China National Radio, he said for example, airs UN Radio’s Chinese language programmes and live link-ups when there is breaking news, including in primetime morning slots. At the same time, the Weibo account of the UN (the Chinese equivalent of Twitter) is followed by 3.5 million people.
Mr. Launsky-Tieffenthal said that the Department would, this month, experience a significant "leap forward" with the implementation of its new digital media asset management (MAMS), which should allow all audiovisual productions of DPI to be met on a common digital platform.
On the ground, he said that partnerships with Member States have reached a new level through the network of 63 Information Centres (UNICs), which works in 53 different languages.

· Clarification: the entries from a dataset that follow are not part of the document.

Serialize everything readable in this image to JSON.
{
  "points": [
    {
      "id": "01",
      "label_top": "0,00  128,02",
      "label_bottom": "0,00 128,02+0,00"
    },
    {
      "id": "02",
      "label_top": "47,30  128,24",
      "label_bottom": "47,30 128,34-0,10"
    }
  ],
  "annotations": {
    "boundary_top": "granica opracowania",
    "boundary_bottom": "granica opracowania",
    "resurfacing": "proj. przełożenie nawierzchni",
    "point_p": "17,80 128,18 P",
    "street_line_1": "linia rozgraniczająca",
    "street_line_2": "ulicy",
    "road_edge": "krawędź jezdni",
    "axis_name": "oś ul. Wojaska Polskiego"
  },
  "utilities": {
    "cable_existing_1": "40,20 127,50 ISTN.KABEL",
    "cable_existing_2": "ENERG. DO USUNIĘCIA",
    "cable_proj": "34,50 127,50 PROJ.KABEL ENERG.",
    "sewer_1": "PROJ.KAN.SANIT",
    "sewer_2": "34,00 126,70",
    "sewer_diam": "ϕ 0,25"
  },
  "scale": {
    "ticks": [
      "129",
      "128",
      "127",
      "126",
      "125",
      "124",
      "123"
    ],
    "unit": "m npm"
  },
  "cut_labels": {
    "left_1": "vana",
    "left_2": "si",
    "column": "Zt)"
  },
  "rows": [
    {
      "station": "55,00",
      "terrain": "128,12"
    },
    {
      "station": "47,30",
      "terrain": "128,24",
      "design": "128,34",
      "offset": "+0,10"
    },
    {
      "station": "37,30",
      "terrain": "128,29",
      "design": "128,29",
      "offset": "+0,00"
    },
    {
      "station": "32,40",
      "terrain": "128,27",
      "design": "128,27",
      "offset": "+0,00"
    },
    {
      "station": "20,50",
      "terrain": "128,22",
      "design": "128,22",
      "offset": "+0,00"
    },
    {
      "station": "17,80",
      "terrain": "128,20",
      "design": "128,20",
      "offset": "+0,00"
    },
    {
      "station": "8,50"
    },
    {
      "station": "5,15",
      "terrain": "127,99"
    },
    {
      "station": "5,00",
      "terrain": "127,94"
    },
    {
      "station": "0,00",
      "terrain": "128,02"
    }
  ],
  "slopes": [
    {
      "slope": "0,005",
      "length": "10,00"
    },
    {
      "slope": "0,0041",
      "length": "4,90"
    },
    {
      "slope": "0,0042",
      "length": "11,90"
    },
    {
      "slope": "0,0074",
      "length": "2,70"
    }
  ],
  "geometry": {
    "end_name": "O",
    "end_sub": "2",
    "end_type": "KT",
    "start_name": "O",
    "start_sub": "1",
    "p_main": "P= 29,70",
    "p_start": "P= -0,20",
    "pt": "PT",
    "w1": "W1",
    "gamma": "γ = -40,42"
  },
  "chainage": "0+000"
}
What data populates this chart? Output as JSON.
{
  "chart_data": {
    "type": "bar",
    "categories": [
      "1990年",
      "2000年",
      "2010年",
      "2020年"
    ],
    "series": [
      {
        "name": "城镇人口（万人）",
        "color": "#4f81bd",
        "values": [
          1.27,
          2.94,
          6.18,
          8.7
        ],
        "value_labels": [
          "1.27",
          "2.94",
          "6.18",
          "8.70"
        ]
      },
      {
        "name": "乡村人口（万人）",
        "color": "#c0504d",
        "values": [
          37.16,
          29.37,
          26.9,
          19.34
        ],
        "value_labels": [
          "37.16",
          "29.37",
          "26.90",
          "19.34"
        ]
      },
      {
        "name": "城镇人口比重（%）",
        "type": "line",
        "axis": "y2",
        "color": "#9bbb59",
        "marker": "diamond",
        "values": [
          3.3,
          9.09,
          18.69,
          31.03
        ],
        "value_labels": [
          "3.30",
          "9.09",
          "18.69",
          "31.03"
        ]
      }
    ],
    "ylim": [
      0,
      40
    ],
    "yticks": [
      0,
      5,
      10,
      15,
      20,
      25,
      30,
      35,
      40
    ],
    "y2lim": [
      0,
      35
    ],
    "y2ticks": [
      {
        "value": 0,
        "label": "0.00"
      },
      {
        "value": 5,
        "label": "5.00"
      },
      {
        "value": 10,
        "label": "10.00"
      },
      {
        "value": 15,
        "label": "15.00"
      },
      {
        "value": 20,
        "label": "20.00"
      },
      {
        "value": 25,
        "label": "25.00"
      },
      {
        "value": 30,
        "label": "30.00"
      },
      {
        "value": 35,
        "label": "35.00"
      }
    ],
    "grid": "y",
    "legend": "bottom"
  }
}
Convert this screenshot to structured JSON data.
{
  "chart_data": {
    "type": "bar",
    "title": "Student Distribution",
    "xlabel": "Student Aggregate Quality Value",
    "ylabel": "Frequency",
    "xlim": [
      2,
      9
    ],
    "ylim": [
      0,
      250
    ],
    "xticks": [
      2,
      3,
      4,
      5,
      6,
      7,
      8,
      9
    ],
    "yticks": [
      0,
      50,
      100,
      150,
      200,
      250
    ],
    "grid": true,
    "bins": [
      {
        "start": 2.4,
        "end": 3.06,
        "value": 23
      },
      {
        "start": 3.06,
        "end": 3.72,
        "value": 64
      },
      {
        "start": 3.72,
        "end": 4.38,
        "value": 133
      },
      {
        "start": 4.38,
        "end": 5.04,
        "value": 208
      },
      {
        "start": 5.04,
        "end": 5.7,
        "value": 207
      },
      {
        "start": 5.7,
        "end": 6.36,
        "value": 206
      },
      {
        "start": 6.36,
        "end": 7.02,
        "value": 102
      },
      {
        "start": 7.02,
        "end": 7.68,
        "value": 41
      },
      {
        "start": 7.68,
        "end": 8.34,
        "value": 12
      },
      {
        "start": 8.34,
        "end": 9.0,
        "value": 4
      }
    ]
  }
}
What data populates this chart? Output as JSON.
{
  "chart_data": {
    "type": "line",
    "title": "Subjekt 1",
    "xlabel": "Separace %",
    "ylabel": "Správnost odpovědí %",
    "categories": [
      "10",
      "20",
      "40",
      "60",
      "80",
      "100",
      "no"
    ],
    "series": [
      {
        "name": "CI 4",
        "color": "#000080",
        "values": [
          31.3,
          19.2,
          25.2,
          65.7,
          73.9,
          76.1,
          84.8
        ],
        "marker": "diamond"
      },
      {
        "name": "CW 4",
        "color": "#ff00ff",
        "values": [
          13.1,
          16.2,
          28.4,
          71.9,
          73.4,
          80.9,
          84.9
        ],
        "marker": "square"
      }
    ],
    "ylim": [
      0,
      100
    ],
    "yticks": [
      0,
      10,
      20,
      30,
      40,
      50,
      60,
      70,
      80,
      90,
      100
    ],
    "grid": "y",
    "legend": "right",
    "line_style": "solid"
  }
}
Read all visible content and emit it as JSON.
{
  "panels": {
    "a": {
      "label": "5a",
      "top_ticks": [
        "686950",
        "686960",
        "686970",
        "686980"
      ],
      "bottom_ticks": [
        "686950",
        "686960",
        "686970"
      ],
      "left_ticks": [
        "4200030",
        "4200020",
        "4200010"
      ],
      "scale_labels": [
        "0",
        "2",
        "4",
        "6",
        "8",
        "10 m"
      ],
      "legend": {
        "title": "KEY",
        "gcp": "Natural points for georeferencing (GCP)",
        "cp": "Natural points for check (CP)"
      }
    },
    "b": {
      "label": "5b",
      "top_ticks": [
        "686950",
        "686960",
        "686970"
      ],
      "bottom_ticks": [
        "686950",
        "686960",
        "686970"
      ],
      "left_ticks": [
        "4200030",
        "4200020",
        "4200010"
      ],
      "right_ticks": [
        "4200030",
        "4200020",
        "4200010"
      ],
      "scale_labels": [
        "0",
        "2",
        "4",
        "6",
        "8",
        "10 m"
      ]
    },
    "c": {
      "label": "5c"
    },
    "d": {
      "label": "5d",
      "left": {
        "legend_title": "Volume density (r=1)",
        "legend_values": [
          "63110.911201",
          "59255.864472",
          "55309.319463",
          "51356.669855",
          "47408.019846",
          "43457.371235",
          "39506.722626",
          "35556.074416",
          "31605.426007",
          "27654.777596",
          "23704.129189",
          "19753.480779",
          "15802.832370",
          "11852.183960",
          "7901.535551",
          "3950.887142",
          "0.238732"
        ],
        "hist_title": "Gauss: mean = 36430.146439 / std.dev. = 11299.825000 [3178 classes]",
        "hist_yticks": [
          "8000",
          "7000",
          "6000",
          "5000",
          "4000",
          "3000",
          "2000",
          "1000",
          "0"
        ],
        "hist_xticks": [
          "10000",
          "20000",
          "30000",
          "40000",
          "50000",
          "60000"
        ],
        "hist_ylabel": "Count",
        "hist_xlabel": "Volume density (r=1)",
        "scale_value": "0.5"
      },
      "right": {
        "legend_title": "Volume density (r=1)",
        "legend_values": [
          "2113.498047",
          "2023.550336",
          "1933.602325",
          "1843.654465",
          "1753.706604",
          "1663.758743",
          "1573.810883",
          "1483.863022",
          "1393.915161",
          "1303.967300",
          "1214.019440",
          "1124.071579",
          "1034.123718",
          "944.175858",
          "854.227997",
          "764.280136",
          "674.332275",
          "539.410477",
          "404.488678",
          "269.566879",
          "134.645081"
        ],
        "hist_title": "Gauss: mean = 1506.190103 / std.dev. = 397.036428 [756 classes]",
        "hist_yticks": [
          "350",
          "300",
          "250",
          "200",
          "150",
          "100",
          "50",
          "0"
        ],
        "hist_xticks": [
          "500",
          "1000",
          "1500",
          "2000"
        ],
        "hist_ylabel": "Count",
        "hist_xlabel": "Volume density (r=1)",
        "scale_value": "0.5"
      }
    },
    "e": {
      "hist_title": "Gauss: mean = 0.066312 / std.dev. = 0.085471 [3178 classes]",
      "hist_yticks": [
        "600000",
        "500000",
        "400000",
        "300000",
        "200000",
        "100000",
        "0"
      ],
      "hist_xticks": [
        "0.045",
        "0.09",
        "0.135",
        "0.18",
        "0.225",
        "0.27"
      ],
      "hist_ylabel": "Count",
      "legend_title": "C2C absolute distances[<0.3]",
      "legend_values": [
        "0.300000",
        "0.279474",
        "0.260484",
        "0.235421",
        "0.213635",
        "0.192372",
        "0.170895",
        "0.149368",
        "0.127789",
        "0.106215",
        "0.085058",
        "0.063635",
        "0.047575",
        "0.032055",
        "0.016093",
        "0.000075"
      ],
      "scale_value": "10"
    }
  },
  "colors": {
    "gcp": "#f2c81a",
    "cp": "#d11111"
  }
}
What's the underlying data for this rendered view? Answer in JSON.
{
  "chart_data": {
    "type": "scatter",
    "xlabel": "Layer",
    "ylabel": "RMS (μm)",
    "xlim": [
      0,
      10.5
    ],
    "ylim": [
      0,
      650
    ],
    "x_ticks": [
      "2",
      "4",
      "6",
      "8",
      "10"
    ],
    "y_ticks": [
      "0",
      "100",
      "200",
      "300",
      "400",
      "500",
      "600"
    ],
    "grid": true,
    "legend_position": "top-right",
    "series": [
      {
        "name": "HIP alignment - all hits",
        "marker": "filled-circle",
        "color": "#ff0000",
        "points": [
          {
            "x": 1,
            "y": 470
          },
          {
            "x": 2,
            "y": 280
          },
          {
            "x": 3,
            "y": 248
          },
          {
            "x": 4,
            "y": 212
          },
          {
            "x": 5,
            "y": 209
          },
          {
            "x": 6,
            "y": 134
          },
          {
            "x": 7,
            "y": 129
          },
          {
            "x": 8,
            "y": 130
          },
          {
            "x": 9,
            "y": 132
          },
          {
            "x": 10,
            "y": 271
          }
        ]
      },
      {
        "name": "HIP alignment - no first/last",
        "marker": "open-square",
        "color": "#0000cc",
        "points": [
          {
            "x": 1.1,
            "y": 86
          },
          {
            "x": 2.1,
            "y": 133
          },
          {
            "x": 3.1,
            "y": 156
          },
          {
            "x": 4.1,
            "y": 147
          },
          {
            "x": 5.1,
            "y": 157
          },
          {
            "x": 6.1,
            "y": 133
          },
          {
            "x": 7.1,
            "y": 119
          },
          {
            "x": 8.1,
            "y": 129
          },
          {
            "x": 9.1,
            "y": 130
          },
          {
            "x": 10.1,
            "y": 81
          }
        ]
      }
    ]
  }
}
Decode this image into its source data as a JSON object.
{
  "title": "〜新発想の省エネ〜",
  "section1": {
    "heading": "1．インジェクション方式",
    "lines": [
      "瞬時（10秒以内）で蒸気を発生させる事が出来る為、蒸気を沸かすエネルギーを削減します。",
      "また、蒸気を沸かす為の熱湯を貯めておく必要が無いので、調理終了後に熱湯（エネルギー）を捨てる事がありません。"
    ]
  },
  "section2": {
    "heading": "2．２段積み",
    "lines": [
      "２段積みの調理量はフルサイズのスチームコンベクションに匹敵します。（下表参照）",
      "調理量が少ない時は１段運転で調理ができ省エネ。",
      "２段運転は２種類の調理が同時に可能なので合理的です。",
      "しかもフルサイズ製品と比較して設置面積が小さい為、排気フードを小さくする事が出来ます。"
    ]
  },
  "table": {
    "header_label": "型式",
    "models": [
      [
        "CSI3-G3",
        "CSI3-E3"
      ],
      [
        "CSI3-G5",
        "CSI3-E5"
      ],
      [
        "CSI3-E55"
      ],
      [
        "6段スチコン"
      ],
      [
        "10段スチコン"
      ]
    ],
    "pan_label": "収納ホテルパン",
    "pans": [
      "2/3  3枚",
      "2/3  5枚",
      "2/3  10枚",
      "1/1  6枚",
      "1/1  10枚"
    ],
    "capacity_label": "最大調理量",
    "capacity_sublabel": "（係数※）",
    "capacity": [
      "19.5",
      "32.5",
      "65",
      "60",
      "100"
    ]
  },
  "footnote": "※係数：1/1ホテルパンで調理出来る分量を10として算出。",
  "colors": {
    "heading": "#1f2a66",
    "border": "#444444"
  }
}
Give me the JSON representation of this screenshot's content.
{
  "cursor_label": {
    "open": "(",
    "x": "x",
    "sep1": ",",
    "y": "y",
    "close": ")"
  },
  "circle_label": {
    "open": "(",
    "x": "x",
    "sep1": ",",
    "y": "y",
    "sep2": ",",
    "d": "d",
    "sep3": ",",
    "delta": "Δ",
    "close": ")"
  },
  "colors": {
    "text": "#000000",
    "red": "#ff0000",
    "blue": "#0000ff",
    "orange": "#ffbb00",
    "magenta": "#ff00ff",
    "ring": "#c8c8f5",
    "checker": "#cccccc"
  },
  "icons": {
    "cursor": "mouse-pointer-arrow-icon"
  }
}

Finally, in response to the request of the Committee to present a strategy to produce press releases in all six official UN languages, not just English and French, Mr. Launsky-Tieffenthal announced a pilot project was underway in partnership with the Department of General Assembly and Conference Management.
In the pilot, press releases will be made available in Spanish for specific meetings and the results then evaluated to determine the additional resources needed to maintain full coverage of meetings in that language, said the Deputy Secretary-General.